Analyzing the white blood cells in more detail, the researchers found that macrophages, neutrophils, and CD8+ T cells are the primary white blood cells that were increased in the vessels of mice with ECM. When mice were infected with PbA and also treated with FTY720, a drug that is known to prevent ECM, they had not only fewer, but also a different kind of white blood cells in their venous vessels. The blood flow was much less impaired and the mice showed no neurological signs.

Most cases of human malaria are caused by Plasmodium falciparum. This parasite, the deadliest of all Plasmodium species, causes infected red blood cells to become “sticky” by coating their surface with parasite proteins. These altered red blood cells then stick to venous blood vessels similar to the white blood cells in the ECM mice in this study and are also thought to impair the venous blood flow. The researchers conclude that “despite fundamental differences in parasite biology, the rodent parasite PbA could be used as a model to better understand how changes in blood flow might lead to death from human P. falciparum cerebral malaria.”

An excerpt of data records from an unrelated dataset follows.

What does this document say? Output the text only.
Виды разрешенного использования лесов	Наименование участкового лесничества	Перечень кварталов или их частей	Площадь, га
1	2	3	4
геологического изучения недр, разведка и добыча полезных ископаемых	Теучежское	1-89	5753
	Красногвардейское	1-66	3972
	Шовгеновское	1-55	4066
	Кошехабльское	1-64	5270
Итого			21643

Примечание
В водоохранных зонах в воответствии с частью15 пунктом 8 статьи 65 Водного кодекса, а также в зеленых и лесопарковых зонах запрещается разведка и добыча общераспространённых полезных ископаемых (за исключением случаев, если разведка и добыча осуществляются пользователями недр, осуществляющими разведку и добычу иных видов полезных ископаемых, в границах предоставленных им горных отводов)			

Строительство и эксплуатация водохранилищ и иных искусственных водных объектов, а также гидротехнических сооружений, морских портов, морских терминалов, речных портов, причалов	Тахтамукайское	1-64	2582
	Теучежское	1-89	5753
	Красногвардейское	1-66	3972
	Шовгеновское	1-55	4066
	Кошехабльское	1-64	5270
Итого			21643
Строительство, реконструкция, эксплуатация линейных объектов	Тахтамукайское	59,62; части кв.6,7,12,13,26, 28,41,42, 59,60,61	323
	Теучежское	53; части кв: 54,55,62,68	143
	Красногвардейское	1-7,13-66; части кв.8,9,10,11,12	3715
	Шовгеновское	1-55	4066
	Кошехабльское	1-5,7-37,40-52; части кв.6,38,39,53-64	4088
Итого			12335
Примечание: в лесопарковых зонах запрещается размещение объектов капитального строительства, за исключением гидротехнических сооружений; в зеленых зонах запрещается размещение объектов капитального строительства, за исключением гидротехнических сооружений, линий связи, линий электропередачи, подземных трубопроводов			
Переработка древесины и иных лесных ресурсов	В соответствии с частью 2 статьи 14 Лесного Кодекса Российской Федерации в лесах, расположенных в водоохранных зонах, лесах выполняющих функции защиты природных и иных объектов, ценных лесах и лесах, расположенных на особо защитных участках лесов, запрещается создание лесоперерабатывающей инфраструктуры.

In addition, a related malaria parasite, Plasmodium vivax, is also responsible for a large fraction of human disease. Neither P. vivax nor PbA (the species used in this study to induce experimental cerebral malaria) cause the infected red blood cells to become sticky. However, restrictions in the venous blood flow caused by white blood cell accumulation could also explain the cerebral complications that are increasingly reported for P. vivax infections. Therefore, the authors suggest that the PbA-infected mice are also a good model to study severe P. vivax disease.